Le gouvernement et la majorité se sont mis d’accord pour que ce qui pouvait choquer dans le projet soit remplacé par d’autres dispositions qui confient le contrôle des sorties du territoire aux représentants de l’Etat. Je crois que cela va dans la bonne direction.
La Dépêche du Midi : M. Chirac a lancé l’idée de la réforme de la justice, qu’il a comparée à un chantier. Qu’en pensez-vous ?
Édouard Balladur : Il a eu raison. La démocratie, c’est le respect du droit – je le dis, en passant, en faisant allusion à un certain nombre de déclarations selon lesquelles la désobéissance à la loi serait un devoir – et c’est la confiance dans les juges. Voilà la République !
Il faut que la justice cesse d’être dans notre pays, comme elle l’est depuis quelques années, un sujet perpétuel de débats, de remises en cause, de contestations permanentes. Pour cela, le statut des magistrats doit être précisé en tant que de besoin, leur indépendance affirmée, tout en maintenant le principe républicain : l’autorité judiciaire ne saurait sans danger se transformer en pouvoir judiciaire.
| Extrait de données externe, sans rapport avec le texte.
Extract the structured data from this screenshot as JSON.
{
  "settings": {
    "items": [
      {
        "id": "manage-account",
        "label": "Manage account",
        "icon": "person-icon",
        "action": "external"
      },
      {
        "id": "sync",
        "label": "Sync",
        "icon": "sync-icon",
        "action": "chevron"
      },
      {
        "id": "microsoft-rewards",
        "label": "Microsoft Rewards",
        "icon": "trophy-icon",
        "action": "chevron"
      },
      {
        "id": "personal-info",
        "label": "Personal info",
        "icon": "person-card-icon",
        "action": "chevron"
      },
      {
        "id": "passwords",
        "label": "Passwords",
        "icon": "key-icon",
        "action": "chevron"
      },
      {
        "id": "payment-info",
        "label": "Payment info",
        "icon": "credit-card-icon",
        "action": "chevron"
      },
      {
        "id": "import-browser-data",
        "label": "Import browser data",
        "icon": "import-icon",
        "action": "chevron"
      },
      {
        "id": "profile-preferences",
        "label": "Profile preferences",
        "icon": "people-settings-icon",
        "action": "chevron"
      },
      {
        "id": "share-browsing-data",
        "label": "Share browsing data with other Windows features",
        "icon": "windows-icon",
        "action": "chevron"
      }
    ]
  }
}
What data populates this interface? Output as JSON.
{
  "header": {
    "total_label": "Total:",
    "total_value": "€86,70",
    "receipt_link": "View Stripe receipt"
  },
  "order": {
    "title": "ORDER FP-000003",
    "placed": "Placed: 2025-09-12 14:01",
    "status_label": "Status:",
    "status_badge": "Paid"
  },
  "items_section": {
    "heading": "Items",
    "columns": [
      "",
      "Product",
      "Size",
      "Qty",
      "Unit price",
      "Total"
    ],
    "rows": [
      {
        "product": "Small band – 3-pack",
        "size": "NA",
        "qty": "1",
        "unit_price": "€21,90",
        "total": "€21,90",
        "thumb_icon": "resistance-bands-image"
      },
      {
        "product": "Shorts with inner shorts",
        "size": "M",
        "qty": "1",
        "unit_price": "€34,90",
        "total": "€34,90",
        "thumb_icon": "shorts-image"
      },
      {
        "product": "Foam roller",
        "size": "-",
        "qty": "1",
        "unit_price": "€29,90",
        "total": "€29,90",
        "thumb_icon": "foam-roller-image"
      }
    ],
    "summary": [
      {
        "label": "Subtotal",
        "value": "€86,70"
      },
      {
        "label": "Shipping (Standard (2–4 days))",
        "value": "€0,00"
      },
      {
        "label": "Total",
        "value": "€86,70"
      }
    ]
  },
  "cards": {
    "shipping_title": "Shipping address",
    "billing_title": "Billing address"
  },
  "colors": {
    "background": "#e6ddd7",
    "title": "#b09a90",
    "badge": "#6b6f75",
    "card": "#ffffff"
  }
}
Il faut aussi veiller à mieux assurer la défense de la liberté des citoyens (je pense à la détention provisoire). C’est la raison pour laquelle j’ai décidé de réunir un colloque dans quinze jours sur le thème : « L’Etat, le citoyen et la justice ». Un certain nombre de personnalités de tous bords s’y exprimeront. S’il en était besoin, l’horrible drame de Boulogne-sur-Mer montre que notre système de répression est loin d’offrir toutes les garanties de sécurité dont la société a besoin.